Since 1995, he has toured his genre-bending shows nationally and internationally, and has performed at Roehampton University and Live Art Development in London; the Bluecoat Arts Centre in Liverpool; the Centre for Performance Research in Aberystwyth, Wales; and performance festivals in Poland, Slovenia, Canada and Mexico. In the academy, Duke, Vanderbilt, Cornell, Ohio State University, University of Michigan, University of Maryland, Tulane, LSU, UCR, and many others have presented his provocative spectacles, interactive workshops, and "Live Art" multimedia lectures on performance as a catalyst for social change.

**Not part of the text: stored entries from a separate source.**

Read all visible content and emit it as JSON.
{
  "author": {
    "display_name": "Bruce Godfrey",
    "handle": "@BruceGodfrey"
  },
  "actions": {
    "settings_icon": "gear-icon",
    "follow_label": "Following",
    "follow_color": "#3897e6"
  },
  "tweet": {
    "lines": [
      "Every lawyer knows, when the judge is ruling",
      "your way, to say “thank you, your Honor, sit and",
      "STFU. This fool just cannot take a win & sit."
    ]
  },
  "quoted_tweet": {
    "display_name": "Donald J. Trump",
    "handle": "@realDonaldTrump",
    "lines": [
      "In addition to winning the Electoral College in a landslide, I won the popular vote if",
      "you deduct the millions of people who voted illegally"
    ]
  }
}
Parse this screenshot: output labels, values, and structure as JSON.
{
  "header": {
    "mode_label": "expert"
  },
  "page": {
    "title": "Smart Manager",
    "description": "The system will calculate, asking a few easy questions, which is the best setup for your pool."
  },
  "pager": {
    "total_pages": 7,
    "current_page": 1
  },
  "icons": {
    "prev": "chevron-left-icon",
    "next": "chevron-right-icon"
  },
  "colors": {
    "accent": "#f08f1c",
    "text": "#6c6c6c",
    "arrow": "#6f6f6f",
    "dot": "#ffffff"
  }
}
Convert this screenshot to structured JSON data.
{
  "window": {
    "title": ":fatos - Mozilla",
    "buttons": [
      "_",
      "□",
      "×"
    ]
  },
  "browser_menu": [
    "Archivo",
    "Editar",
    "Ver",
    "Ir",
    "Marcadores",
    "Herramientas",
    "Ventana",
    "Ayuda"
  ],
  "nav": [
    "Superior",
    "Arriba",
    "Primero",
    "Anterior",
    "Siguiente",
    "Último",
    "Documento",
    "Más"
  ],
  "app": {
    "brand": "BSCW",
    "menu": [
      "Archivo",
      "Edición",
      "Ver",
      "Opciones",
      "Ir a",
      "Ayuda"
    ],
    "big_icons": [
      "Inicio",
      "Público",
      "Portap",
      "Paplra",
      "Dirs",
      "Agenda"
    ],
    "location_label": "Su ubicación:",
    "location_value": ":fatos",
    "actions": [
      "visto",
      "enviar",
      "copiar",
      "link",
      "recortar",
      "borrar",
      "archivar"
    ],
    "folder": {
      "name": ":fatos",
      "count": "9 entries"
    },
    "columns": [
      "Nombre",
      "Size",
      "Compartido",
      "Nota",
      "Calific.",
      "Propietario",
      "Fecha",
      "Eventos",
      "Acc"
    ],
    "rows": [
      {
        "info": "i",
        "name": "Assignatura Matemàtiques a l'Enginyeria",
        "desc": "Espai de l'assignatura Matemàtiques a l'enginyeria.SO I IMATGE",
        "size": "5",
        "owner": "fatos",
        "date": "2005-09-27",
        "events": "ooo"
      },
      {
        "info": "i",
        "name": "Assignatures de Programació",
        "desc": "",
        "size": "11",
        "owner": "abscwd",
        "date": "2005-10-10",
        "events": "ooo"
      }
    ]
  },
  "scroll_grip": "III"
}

He is a 2015 MAP Fund award recipient for his radical dinner theater on wheels titled the Taco Truck Theater / Teatro Sin Fronteras, an ArteFuturo Ensemble project that crosses economical, geographical, and racial borders. Also, he has received a Regional Artist Project award from the NEA for his genre-bending performances and a Louisiana Theater Fellowship. The National Association of Latino Arts & Culture (NALAC) in San Antonio awarded him a 2016 Fund for the Arts Grant for his Taco Truck Theater show debut in New Orleans, and he received a 2016 New England Foundation for the Arts (NEFA) Capacity Grant to re-purpose a used vehicle into a mobile theater.

Another of his touring solo shows, ALIENS, IMMIGRANTS & OTHER EVILDOERS, is a sci-fi Latino noir performance that exposes the hypocrisies of a system that dehumanizes immigrants while readily exploiting their labor, and was developed through a National Performance Network Creation Fund award. ALIENS has sold out a two hundred seat-theater at Vanderbilt University; all three nights presented by Pangea World Theater in Minneapolis; and the two shows at the Los Angeles Theater Center's 2014 Encuentro National Festival.

From 2006 to 2011, he contributed commentaries to NPR's Latino USA news journal on the many challenges of the reconstruction of New Orleans post-Hurricane Katrina. Diálogos Books New Orleans has published Immigrant Dreams & Alien Nightmares, a debut collection of twenty-five years of poems that have informed seven solos.

He is the recipient of a 2008 Joan Mitchell Foundation Award for the publication of his first art book by the Ogden Museum of Southern Art called New Orleans Free People of Color & Their Legacy, which documents his expressionistic pastel portraits of 18th and 19th century Creoles of color who fought to dismantle the institutional injustices of their times. Hard Living in the Big Easy: Latino Immigrants & Rebirth of New Orleans

is a book in the making that chronicles his NPR commentaries and writings documenting the human rights violations experienced by immigrants post-Katrina.
Torres-Tama has written and performed ten solo shows, including his internationally touring performance The Cone of Uncertainty: New Orleans after Katrina, and has directed and performed in ensemble community performances and student productions for CAL ARTS, Duke University, Georgia College State University, and California State University Northridge among others.